What you can do instead is use spectrogram and obtain the Short-Time Fourier Transform (STFT). This will give you a NxM discrete grid of time-frequency FT values (N: FT frequency bins, M: signal time-windows).
By localizing the (overlapping) STFT windows on your data samples of interest you will get N frequency magnitude values, thus the distribution of short-term spectrum estimates as the signal changes in time.

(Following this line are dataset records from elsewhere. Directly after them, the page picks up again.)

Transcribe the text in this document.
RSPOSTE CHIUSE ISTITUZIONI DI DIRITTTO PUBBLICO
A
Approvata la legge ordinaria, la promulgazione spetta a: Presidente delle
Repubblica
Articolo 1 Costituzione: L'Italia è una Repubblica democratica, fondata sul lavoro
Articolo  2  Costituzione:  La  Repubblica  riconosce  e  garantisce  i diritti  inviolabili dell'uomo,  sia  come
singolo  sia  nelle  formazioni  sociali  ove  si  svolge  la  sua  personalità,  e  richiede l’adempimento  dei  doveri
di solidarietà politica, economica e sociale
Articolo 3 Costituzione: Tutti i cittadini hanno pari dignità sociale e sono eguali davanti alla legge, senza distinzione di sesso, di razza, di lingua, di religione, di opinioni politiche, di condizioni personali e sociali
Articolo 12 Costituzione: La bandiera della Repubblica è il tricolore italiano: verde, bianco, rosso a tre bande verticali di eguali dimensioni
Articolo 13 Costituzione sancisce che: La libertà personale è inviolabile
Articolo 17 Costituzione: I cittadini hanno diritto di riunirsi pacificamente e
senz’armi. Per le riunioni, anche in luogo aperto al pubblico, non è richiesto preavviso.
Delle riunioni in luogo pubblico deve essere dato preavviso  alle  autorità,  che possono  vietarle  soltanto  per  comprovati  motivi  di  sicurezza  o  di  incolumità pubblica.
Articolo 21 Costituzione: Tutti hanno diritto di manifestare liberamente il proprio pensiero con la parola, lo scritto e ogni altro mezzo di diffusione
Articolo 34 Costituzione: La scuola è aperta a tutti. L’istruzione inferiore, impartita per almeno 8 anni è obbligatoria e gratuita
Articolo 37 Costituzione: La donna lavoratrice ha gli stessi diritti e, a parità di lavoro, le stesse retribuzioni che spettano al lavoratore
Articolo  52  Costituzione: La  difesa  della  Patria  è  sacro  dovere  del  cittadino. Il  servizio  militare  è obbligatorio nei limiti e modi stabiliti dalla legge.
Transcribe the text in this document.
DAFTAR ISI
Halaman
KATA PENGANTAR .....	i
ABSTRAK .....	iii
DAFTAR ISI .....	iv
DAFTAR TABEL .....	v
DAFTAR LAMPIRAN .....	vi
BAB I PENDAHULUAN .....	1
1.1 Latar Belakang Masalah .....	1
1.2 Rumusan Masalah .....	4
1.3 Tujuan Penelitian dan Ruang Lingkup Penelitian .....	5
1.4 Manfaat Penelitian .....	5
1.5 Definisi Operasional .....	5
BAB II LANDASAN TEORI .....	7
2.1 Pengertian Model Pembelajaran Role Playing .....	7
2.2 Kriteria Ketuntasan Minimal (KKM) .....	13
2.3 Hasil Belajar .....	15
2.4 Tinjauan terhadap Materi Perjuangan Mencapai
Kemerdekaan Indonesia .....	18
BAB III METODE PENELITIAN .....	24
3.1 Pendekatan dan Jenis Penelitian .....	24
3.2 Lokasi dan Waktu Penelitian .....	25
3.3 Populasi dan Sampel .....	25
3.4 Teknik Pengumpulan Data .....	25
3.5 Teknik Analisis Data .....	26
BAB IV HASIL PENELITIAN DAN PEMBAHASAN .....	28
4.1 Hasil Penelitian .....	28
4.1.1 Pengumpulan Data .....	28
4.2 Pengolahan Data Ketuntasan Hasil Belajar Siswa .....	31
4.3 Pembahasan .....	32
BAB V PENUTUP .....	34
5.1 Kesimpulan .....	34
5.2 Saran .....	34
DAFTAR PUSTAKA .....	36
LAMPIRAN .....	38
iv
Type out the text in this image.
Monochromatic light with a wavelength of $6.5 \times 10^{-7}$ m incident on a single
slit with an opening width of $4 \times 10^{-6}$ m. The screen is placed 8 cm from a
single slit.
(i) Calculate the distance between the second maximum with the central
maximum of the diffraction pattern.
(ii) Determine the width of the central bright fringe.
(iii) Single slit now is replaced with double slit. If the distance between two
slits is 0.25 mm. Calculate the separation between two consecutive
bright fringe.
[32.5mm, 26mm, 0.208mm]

See also the possibly relevant answer here: https://stackoverflow.com/a/12085728/651951
EDIT/UPDATE:
For unevenly spaced data you need to consider the Non-Uniform DFT (and Non-uniform FFT implementations). See the relevant question/answer here https://scicomp.stackexchange.com/q/593
The primary approaches for NFFT or NUFFT, are based on creating a uniform grid through local convolutions/interpolation, running FFT on this and undoing the convolutional effect of the interpolation filter.
You can read more:
A. Dutt and V. Rokhlin, Fast Fourier transforms for nonequispaced data, SIAM J. Sci. Comput., 14, 1993.
L. Greengard and J.-Y. Lee, Accelerating the Nonuniform Fast Fourier Transform, SIAM Review, 46 (3), 2004.
Pippig, M. und Potts, D., Particle Simulation Based on Nonequispaced Fast Fourier Transforms, in: Fast Methods for Long-Range Interactions in Complex Systems, 2011.
For an implementation (with an interface to MATLAB) try NFFT and possibly its parallelized version PNFFT. You may find a nice walk-through on how to set-up and use here.
You can resample or interpolate your sample points to get another set of sample points that are equally spaced in t. The chosen spacing or sample rate of the second set of equally spaced sample points will allow you to infer frequencies to the result of an FFT of that second set.
The results may be noisy or include aliasing unless the initial data set is bandlimited to a sufficiently low frequency to allow interpolation. If bandlimited, then you might try something like cubic splines as an interpolation method.
Although it may look like one can get a high FFT bin frequency resolution by resampling to a larger number of data points, the actual useful resolution accuracy will be more related to the original number of samples.